Eating grass, leftovers from the trash or non-food objects can block the intestines, so your pet throws up as a result of indigestion. When this happens, throwing up just a time or two should be enough for the animal to clear the foreign object.

However, simply changing your dog’s food can cause indigestion. To help avoid this, introduce new food slowly by mixing the old and new brands together. If your pup has a sensitive digestive system, you may need to experiment with different brands and varieties until one sits well with him.

Underlying Medical Problem

If your dog throws up undigested food once or twice a week, there could be an underlying medical problem, such as inflammatory bowel syndrome. One clue is if your pet refuses to eat most brands of dog food, acts lethargic and lacks an appetite.

Other medical conditions that cause vomiting include liver failure, parasites, bloat, cancer and parvovirus. Chronic vomiting caused by a digestive problem or other medical issue requires attention from the vet so you can diagnose and treat the problem.

Speed Eating

Even good food can cause vomiting if your dog eats too fast. You can slow down your voracious canine by feeding him by hand or purchasing a special bowl for speed eaters. Obstructions in the bowl force your dog to eat around them, thus slowing him down.

Reaction to Medication

If your dog recently had an operation requiring anesthesia or has been placed on medication to help with a newly diagnosed medical problem, his vomiting could be a result of these medications. Try offering your dog gentle food he can digest easily along with water to help ensure he doesn’t become dehydrated.

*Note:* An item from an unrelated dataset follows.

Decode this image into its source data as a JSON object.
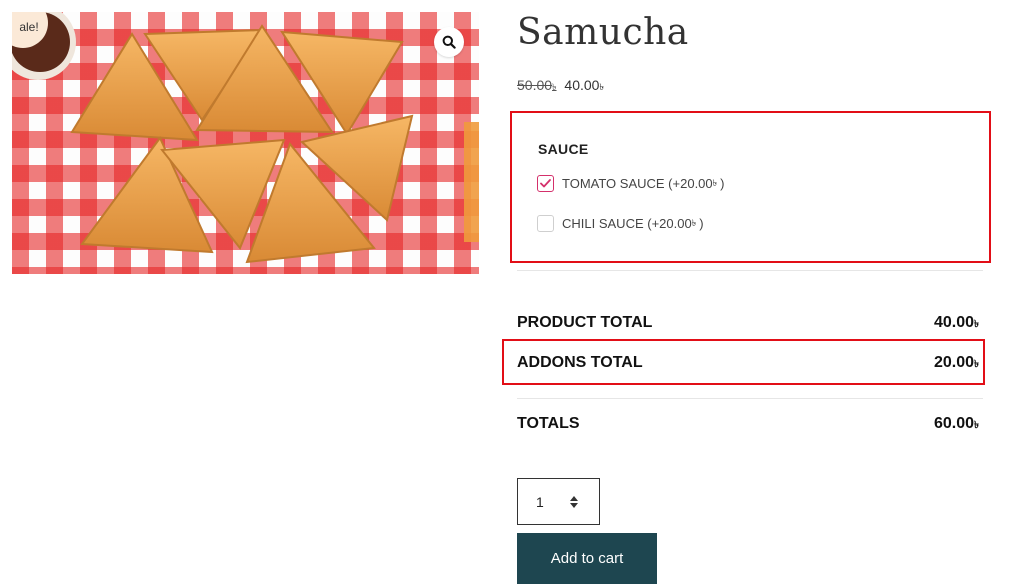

If the vomiting continues for a few days, share your concerns with your vet. A more gentle medication that treats the same condition may be available.

When to Call the Vet

Clearly, some cases of vomiting are acute and will pass quickly. Others are a sign of a serious medical condition. Take your dog to the vet immediately if you think he may have eaten something rotten, poisonous or otherwise harmful. You should also visit the vet if your pet’s vomiting is accompanied by any of the following symptoms:

  • Fever
  • Swollen abdomen
  • Diarrhea
  • Blood in the vomit or stool
  • Apparent pain or discomfort
  • Lethargic or sluggish behavior

In the end, if your dog has been throwing up, you should take him to the vet if you think there’s even a slight possibility that his health could be at risk. When it comes to preserving the life of your pet, it’s better to the safe than sorry!

Even if your pooch has a mild case of vomiting, the vet can provide the right treatment to prevent dehydration and restore the proper electrolyte balance. If your dog has an underlying medical condition, prescription medication can restore his health and prevent future vomiting.